The implementation of his method is shown below:
def BestApprox_fast(value):
mindiff = 1000000000
for Dp in np.arange(0, 32, 1):
M = round(value*2**Dp)
if abs(M) < 1000:
diff = Diff([M, Dp], value)
if diff < mindiff:
mindiff = diff
M_best = M
Dp_best = Dp
return M_best, Dp_best
It is approximately 200 times quicker.

With the limits on M and N given, the range of N/2**M is a well defined discrete number scale:
[0-1000/2^26, 501-1000/2^25, 501-1000/2^24, ... 501-1000/2^1, 501-1000/2^0].
In this given discrete set, different subsets have different accuracy/resolution. The first subset [0-1000/2^26] has accuracy of 2^-26 or 26 binary bits resolution. So whenever the given number falls in the corresponding continuous domain [0,1000/2^26], the best accuracy achievable is 2^-26. Successively, the best accuracy is 2^25 when the given number is beyond the first domain but falls in domain [500/2^25,1000/2^25], which corresponds to the second subset [501-1000/2^25]. (Note the difference between discrete set and continuous domain.)

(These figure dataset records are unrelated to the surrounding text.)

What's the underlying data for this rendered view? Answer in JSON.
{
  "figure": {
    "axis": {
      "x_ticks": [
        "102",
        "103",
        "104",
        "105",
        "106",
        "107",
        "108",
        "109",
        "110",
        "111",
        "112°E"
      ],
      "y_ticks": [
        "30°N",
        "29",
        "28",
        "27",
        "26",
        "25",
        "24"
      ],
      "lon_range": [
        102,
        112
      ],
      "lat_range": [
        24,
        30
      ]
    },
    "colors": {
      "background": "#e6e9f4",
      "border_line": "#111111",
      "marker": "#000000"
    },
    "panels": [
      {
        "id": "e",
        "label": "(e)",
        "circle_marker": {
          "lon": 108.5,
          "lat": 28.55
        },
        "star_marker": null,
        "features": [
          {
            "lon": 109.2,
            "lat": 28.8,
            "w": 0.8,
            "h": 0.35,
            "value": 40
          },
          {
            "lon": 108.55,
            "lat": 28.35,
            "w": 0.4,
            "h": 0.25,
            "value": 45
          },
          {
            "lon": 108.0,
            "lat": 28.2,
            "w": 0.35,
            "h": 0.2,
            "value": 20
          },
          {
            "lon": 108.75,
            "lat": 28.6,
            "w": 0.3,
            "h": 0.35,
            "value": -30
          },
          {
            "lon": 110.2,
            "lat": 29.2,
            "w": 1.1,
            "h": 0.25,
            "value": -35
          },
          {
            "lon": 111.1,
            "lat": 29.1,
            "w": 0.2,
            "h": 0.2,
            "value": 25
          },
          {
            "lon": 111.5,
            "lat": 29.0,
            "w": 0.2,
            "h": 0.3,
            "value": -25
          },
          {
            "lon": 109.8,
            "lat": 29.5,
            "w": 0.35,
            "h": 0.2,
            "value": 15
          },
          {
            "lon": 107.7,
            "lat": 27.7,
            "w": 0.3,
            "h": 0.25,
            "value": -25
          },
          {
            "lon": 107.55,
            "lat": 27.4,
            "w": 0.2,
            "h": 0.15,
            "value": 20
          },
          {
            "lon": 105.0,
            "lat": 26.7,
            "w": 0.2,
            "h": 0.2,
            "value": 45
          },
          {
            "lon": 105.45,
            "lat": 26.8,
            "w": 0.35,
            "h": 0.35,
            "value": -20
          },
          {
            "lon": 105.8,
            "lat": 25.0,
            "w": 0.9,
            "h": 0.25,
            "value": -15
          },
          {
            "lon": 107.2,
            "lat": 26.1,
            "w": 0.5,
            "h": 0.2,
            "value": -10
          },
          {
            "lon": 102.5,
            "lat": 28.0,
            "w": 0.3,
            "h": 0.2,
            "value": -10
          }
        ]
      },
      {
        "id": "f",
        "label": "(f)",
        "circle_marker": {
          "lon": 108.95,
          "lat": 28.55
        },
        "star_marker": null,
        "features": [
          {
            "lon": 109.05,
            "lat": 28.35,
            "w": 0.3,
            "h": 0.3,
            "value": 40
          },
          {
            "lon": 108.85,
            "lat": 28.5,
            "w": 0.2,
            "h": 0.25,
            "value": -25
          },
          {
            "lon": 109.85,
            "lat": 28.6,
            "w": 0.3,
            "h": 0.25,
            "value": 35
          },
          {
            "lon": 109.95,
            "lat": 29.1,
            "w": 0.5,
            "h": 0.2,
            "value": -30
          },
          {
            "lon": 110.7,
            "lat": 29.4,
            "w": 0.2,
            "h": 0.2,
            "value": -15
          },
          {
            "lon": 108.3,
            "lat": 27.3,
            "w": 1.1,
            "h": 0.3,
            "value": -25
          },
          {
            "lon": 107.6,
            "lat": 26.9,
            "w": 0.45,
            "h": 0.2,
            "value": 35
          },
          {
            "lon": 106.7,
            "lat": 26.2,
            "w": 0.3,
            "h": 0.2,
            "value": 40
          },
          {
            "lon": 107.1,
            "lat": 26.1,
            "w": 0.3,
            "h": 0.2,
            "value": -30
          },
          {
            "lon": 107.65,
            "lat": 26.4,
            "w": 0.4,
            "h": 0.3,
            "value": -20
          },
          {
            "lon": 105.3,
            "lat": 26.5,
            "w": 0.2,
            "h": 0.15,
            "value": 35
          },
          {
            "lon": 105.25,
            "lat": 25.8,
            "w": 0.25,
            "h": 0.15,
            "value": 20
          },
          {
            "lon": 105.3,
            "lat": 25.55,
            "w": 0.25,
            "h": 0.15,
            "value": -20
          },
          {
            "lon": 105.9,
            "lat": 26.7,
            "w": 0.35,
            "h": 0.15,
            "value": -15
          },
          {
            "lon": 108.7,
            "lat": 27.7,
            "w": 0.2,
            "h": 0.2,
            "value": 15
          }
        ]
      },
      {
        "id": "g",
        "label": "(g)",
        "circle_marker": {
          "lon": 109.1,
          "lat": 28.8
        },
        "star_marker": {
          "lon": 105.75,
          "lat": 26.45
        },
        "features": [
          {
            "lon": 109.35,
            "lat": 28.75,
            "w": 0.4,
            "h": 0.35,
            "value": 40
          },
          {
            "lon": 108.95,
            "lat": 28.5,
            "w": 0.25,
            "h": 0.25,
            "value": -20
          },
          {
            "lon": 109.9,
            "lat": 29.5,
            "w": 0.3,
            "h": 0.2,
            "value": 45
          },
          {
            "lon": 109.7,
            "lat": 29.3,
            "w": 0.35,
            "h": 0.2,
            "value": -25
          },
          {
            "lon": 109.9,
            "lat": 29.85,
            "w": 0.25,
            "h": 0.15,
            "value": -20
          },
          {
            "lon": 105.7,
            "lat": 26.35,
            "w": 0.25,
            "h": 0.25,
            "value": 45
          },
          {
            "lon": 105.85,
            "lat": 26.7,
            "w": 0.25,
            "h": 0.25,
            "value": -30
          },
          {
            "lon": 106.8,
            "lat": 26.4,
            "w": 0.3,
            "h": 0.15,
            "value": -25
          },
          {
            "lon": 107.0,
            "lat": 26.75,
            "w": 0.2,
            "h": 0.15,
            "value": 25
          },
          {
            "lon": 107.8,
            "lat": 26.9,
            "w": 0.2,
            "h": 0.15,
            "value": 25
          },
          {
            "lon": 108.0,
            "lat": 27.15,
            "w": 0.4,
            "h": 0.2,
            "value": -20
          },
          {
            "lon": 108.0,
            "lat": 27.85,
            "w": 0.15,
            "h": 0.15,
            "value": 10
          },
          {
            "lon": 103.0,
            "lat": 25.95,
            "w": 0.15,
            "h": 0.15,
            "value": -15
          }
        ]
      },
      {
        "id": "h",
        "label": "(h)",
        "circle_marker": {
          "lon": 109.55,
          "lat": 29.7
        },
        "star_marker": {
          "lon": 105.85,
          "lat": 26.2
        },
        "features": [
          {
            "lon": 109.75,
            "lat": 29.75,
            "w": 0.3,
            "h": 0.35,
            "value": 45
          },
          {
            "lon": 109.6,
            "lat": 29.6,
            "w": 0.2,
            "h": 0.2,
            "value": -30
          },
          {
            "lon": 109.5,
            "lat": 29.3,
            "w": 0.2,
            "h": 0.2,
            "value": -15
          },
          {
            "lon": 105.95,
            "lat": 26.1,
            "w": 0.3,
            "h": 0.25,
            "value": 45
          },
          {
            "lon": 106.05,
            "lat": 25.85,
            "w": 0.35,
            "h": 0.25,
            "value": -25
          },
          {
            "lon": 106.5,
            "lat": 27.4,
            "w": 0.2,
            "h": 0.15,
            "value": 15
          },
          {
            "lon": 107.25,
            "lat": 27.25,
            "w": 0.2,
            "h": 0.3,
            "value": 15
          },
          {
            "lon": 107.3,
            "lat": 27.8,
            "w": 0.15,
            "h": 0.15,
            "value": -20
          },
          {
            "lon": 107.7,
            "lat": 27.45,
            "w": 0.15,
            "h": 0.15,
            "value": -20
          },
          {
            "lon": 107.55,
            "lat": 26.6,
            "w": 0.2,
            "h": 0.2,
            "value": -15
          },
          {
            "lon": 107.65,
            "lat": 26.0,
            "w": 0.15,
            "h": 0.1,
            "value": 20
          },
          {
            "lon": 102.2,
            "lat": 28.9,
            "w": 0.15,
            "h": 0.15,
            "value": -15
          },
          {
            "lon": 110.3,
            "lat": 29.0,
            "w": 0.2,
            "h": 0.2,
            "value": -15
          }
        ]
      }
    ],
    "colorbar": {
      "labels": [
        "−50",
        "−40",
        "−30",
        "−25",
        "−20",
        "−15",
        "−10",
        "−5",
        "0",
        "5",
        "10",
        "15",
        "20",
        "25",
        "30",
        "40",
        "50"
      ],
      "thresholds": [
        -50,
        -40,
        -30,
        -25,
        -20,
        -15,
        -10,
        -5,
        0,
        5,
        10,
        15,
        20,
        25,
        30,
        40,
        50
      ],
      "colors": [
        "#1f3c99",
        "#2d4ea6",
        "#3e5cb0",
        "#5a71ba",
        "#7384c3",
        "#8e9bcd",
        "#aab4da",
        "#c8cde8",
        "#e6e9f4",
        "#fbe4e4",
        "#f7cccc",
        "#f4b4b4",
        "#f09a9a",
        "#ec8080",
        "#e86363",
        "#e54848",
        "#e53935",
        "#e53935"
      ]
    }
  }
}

With the above logic, we know the best accuracy, defined by M, depends on where the given number falls on the scale. Thus we can implement it as following python code:
import numpy as np
limits = 1000.0/2**np.arange(0,61)
a = 103.23 # test value
for i in range(60,-1,-1):
if a <= limits[i]:
N = i
M = round(a * 2**N)
r = [M, N]
break
if a > 1000:
r = [round(a), 0]
This solution has O(c) execution time, so it is ideal for multiple invocations.